No Rate Hike Fears Here: Record Foreign Central Bank Bid In Stellar 5 Year Auction

The string of stellar auctions continued for a second, when moments ago the Treasury sold $34 billion in 5 Year Notes, in an auction which – just like yesterday’s 2Y – blew the market away, when the high yield printed at 1.125, stopping through by 0.7bps, and a mirror image of the previous two poor 5 Year auctions. This was the lowest yield at auction since June 2013. The internals were terrific: the Bid to Cover jumped to 2.54 from last week 2.27, the highest since May and above the 12M average of 2.42%.
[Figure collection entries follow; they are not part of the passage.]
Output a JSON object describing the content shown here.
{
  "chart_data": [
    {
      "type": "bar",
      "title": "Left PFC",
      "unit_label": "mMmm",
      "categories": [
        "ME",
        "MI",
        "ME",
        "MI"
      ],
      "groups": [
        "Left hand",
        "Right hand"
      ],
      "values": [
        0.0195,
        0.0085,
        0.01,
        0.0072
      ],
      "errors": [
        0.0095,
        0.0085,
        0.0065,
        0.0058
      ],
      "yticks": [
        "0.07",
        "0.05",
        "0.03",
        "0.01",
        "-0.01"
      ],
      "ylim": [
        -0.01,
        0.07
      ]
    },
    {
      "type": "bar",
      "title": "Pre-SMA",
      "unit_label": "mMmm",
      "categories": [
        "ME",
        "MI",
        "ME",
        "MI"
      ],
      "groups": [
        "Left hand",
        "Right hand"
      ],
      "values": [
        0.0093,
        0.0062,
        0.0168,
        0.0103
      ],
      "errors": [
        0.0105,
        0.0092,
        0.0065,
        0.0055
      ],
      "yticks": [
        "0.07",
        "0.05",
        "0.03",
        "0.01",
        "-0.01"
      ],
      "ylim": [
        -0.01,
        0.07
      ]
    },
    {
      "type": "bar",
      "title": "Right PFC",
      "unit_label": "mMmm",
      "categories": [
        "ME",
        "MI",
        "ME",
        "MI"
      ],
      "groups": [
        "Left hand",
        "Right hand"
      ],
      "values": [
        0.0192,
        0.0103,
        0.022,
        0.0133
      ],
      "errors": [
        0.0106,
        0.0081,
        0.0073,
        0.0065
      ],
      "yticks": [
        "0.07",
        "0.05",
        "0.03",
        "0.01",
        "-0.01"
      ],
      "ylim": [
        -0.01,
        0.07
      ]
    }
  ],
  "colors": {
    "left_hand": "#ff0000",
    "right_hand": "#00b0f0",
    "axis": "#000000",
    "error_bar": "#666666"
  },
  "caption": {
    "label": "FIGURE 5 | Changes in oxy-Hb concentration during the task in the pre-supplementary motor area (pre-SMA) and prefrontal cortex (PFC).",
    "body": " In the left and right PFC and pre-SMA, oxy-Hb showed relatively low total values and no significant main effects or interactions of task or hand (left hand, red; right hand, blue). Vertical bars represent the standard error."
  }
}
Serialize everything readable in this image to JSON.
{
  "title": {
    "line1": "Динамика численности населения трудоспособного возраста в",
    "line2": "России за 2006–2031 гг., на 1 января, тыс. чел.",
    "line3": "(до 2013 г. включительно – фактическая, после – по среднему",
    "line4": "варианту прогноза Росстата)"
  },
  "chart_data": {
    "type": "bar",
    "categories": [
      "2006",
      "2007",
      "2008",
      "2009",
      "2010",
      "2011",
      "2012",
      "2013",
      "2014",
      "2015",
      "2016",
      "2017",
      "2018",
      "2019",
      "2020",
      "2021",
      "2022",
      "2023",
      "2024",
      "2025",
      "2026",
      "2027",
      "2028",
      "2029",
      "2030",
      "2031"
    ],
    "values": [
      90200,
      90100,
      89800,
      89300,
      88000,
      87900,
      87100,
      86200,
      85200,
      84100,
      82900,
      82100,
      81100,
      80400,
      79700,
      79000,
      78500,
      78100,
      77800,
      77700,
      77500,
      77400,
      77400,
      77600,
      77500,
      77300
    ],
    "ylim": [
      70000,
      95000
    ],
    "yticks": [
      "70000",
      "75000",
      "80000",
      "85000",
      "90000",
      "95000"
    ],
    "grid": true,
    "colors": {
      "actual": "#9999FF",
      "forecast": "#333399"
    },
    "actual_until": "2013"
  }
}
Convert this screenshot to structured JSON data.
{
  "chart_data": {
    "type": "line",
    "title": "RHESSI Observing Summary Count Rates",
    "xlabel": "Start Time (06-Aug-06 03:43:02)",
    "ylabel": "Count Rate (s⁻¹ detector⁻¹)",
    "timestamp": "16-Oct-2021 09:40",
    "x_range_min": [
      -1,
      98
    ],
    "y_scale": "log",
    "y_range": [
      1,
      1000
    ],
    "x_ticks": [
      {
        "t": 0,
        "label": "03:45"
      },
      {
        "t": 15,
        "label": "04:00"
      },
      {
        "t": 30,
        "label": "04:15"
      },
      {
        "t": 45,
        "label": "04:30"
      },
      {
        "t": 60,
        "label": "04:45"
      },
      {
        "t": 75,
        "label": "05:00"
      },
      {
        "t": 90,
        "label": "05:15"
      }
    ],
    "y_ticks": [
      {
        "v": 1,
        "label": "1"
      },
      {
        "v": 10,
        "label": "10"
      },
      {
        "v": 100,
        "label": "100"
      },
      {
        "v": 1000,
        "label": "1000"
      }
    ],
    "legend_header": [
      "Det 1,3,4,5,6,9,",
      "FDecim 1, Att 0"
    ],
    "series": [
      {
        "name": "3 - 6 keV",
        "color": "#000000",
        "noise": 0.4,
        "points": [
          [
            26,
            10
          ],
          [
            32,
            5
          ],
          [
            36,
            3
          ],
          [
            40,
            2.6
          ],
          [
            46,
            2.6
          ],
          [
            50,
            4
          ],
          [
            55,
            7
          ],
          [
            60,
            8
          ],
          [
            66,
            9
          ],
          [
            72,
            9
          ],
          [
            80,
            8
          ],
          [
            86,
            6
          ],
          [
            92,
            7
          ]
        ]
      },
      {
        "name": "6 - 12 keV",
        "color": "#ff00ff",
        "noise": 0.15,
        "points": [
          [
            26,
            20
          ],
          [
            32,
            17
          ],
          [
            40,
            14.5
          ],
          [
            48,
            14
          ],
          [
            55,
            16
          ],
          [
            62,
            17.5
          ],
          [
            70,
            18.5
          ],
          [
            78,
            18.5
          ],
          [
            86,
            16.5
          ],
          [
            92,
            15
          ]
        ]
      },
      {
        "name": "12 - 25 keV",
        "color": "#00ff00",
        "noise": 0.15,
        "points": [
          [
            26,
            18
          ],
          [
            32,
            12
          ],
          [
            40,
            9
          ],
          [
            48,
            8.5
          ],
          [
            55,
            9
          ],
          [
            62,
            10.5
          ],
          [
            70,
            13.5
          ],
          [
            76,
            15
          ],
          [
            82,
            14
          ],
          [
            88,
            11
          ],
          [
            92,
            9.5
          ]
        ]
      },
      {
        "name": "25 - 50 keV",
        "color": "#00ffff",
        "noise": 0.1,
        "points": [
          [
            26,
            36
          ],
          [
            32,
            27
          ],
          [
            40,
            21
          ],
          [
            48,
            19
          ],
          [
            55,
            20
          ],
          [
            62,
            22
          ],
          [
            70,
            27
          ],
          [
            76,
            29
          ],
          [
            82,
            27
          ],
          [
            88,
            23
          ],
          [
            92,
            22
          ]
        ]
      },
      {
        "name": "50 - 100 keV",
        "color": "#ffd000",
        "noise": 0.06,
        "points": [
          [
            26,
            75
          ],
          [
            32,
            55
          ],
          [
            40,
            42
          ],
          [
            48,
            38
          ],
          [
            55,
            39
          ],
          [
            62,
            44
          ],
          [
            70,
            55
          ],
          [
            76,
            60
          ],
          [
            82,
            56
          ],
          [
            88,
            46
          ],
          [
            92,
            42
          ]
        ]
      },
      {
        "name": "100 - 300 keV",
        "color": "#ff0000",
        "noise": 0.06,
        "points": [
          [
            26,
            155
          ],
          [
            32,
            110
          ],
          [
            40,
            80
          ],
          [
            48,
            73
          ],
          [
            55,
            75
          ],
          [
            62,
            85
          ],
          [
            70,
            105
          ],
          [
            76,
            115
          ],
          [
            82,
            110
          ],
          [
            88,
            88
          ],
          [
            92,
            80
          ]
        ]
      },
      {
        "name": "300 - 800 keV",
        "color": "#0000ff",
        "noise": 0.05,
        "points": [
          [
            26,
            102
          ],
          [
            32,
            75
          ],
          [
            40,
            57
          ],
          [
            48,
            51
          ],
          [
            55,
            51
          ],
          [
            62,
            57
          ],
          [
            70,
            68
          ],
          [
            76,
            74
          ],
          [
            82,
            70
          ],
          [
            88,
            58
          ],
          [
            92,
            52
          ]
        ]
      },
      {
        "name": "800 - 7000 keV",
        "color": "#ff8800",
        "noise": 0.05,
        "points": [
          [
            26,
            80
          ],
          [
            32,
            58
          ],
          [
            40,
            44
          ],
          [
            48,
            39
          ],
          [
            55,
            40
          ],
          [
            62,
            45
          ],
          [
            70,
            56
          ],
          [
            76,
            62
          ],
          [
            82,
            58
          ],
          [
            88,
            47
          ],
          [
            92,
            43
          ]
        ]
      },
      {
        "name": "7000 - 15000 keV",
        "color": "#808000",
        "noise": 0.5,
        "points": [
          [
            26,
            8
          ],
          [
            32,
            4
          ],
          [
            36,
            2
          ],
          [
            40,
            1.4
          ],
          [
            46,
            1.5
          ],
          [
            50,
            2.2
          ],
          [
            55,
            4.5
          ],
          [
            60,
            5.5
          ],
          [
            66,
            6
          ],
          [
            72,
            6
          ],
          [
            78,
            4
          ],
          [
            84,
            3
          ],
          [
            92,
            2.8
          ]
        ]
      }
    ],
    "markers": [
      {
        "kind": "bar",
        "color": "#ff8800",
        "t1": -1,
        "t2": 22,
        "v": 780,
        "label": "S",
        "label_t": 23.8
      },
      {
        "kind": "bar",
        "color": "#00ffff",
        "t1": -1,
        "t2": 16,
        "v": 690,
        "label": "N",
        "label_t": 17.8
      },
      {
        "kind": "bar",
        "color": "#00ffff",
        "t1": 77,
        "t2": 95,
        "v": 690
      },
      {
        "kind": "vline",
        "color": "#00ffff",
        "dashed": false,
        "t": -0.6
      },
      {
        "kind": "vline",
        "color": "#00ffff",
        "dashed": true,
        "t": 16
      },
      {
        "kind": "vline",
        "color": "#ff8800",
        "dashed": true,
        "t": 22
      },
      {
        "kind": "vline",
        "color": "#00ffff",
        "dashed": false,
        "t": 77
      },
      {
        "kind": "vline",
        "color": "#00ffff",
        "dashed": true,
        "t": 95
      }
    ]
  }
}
But the biggest surprise was the Indirect Bid, where central bank bidders made a triumphal return, taking down a record 68.7%, 15% higher than the 53.6% in July when there appeared to be some revulsion to short-dated paper. Not this time.

And with foreigners crowding out virtually everyone else, Dealers were left with 25.1%, while Directs ended up holding 6.2% of the auction, which was perhaps the only surprise as yesterday’s Direct surge seen in the 2Y auction was not repeated.

Overall, this was a tremendous auction ahead of tomorrow’s “belly buster” 7Y, and yet another auction that suggests that at least to the primary TSY market, there is no fear that Yellen will come up with some unexpected “hawkish” surprise on Friday.